Contrast this with AMPTP chief negotiator Nick Counter’s arrogant dare on the very first day of negotiations: “These proposals are unreasonable. Well, I guess you’d better prepare for a strike.” Or Counter’s fear-mongering statement upon walking out of the negotiations: “This round of SAG negotiations ended without an agreement because SAG simply refused to recognize the fundamental business and labor principles that have already been accepted by the directors, writers, and producers.”
A few times during the evening May 19, Rosenberg alluded to helping the middle-class actor. The definition of this category was never made clear. Just five years ago, the median annual earnings of salaried actors were $23,470 (that is, half made less than $23,470 and half made more). The middle 50 percent earned between $15,320 and $53,320. The lowest 10 percent earned less than $13,330, and the highest 10 percent earned more than $106,360.
According to a blogger from Los Angeles, “The overwhelming majority of people I’ve known never even book ONE paying job. I’ve known very few who didn’t have a second job. Even if it was teaching acting. The chances of becoming a famous actor are about the same as winning the lottery while being struck by lightning on your birthday between the hours of 1 and 1:12 PM while suffering a hairline fracture to your left clavicle from being run over by a baby zebra. SAG says 85%? It’s probably more. Most of that is nonsense extra work. There are tens of thousands of actors who are not even in SAG. It’s a pipe dream.”

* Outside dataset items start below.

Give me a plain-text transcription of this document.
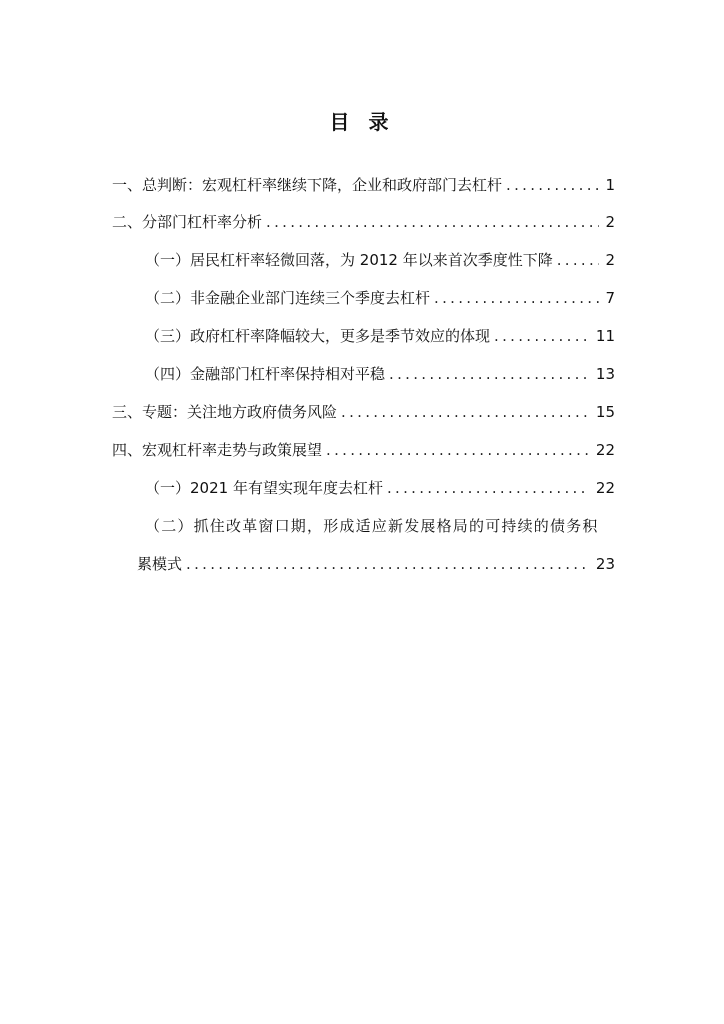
目 录
一、总判断：宏观杠杆率继续下降，企业和政府部门去杠杆 .....	1
二、分部门杠杆率分析 .....	2
（一）居民杠杆率轻微回落，为 2012 年以来首次季度性下降 .....	2
（二）非金融企业部门连续三个季度去杠杆 .....	7
（三）政府杠杆率降幅较大，更多是季节效应的体现 .....	11
（四）金融部门杠杆率保持相对平稳 .....	13
三、专题：关注地方政府债务风险 .....	15
四、宏观杠杆率走势与政策展望 .....	22
（一）2021 年有望实现年度去杠杆 .....	22
（二）抓住改革窗口期，形成适应新发展格局的可持续的债务积
累模式 .....	23
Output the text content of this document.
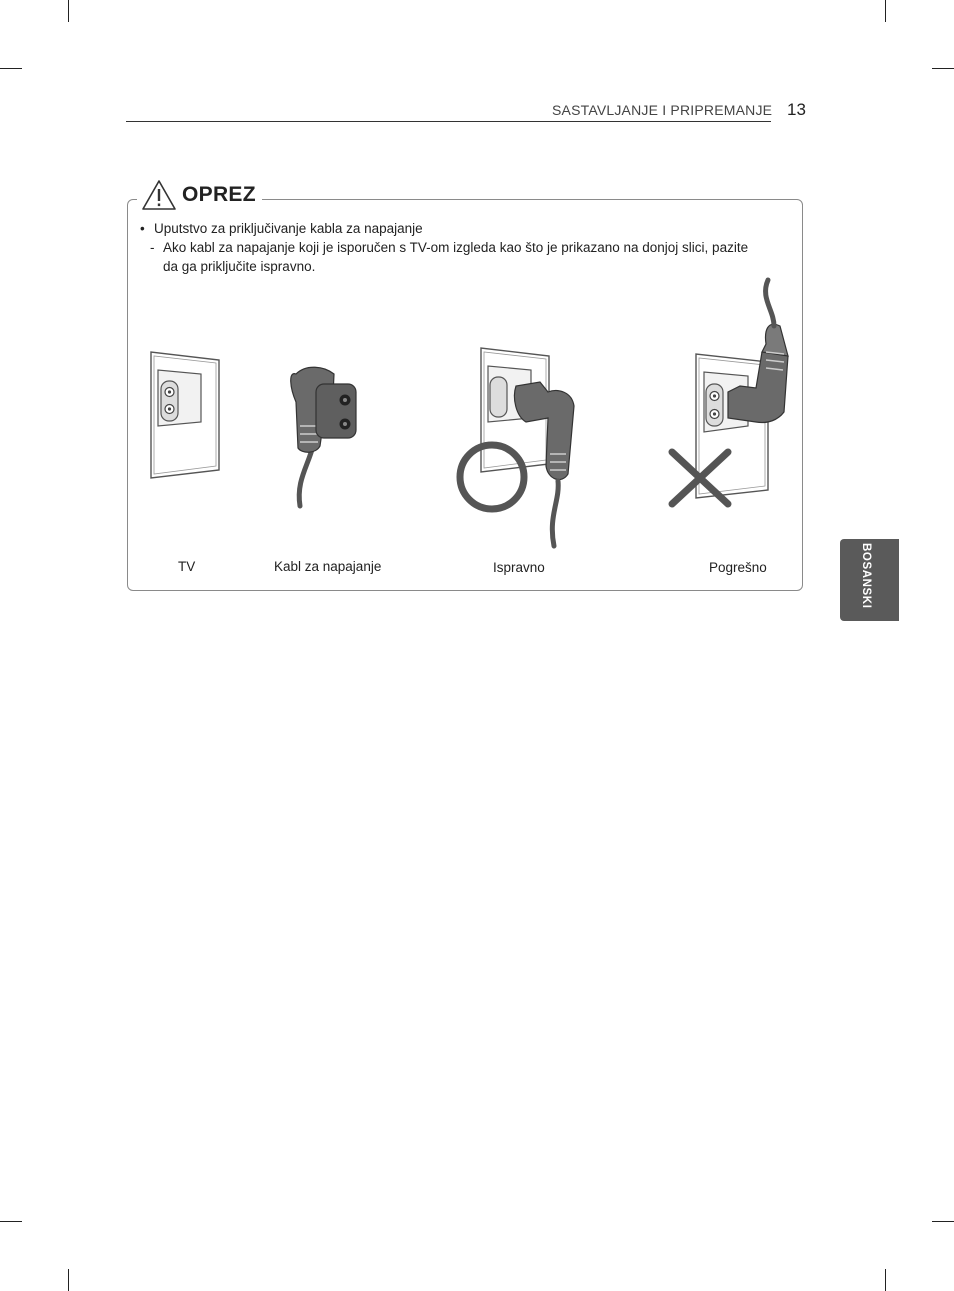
SASTAVLJANJE I PRIPREMANJE 13
BOSANSKI
OPREZ
• Uputstvo za priključivanje kabla za napajanje
- Ako kabl za napajanje koji je isporučen s TV-om izgleda kao što je prikazano na donjoj slici, pazite
da ga priključite ispravno.
TV	Kabl za napajanje	Ispravno	Pogrešno
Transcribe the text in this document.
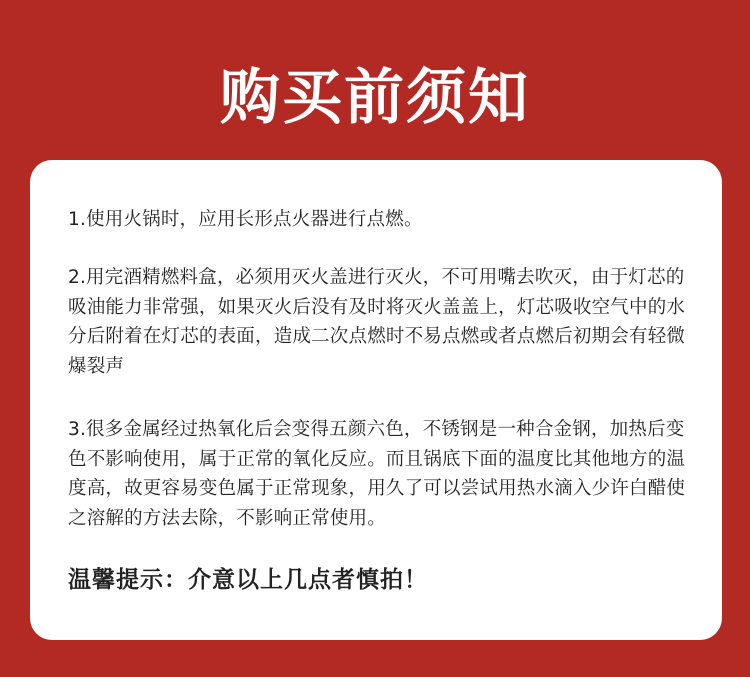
购买前须知

1.使用火锅时，应用长形点火器进行点燃。

2.用完酒精燃料盒，必须用灭火盖进行灭火，不可用嘴去吹灭，由于灯芯的吸油能力非常强，如果灭火后没有及时将灭火盖盖上，灯芯吸收空气中的水分后附着在灯芯的表面，造成二次点燃时不易点燃或者点燃后初期会有轻微爆裂声

3.很多金属经过热氧化后会变得五颜六色，不锈钢是一种合金钢，加热后变色不影响使用，属于正常的氧化反应。而且锅底下面的温度比其他地方的温度高，故更容易变色属于正常现象，用久了可以尝试用热水滴入少许白醋使之溶解的方法去除，不影响正常使用。

温馨提示：介意以上几点者慎拍！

In a related development that has made the contract situation more complicated, last month SAG and its sister union, the American Federation of Television and Radio Artists (AFTRA), which for decades had negotiated together, went their separate ways after AFTRA accused SAG of trying to invade its territory. While SAG represents all actors in film, primetime television, commercials and educational and industrial films, AFTRA represents news anchors, daytime dramas, most cable, and reality shows. AFTRA has approximately 70,000 members to SAG’s 120,000; approximately 44,000 performers belong to both organizations.
This divorce, which has no principled basis, has undoubtedly weakened the actors’ position. The AMPTP has already exploited the split to further divide the membership of the two unions. When the AMPTP walked out of the negotiations with SAG May 6, it claimed that it had to turn much-needed attention to its negotiations with AFTRA.
Within SAG itself, a split has taken place. Numerous top-tier actors, such as George Clooney, Brad Pitt, Robert de Niro, Sally Field and a host of others, have approached the SAG leadership from the point of view of avoiding a strike at all costs.
But as one blogger put it, “Don’t they realize that their ads and publicized meetings send a very important message to the AMPTP, even as they unwittingly (I’m sure) castrate the guild?”
The writers strike ended in February with a rotten compromise engineered by the WGA leadership. The studios and networks have gone ahead with their plans to cut costs at the expense of writers. The claims about ‘historic’ gains made by the WGA are proving illusory, in the face of an unraveling economy and the pressures of globalized capitalism. The conglomerates have every intention of relentlessly pushing ahead with their plans to ‘rationalize’ the industry at the expense of artists, technicians and other staff. The SAG leadership is no more prepared to lead a political struggle, which would necessarily raise the need to break the corporate stranglehold over film and television, than the WGA officialdom.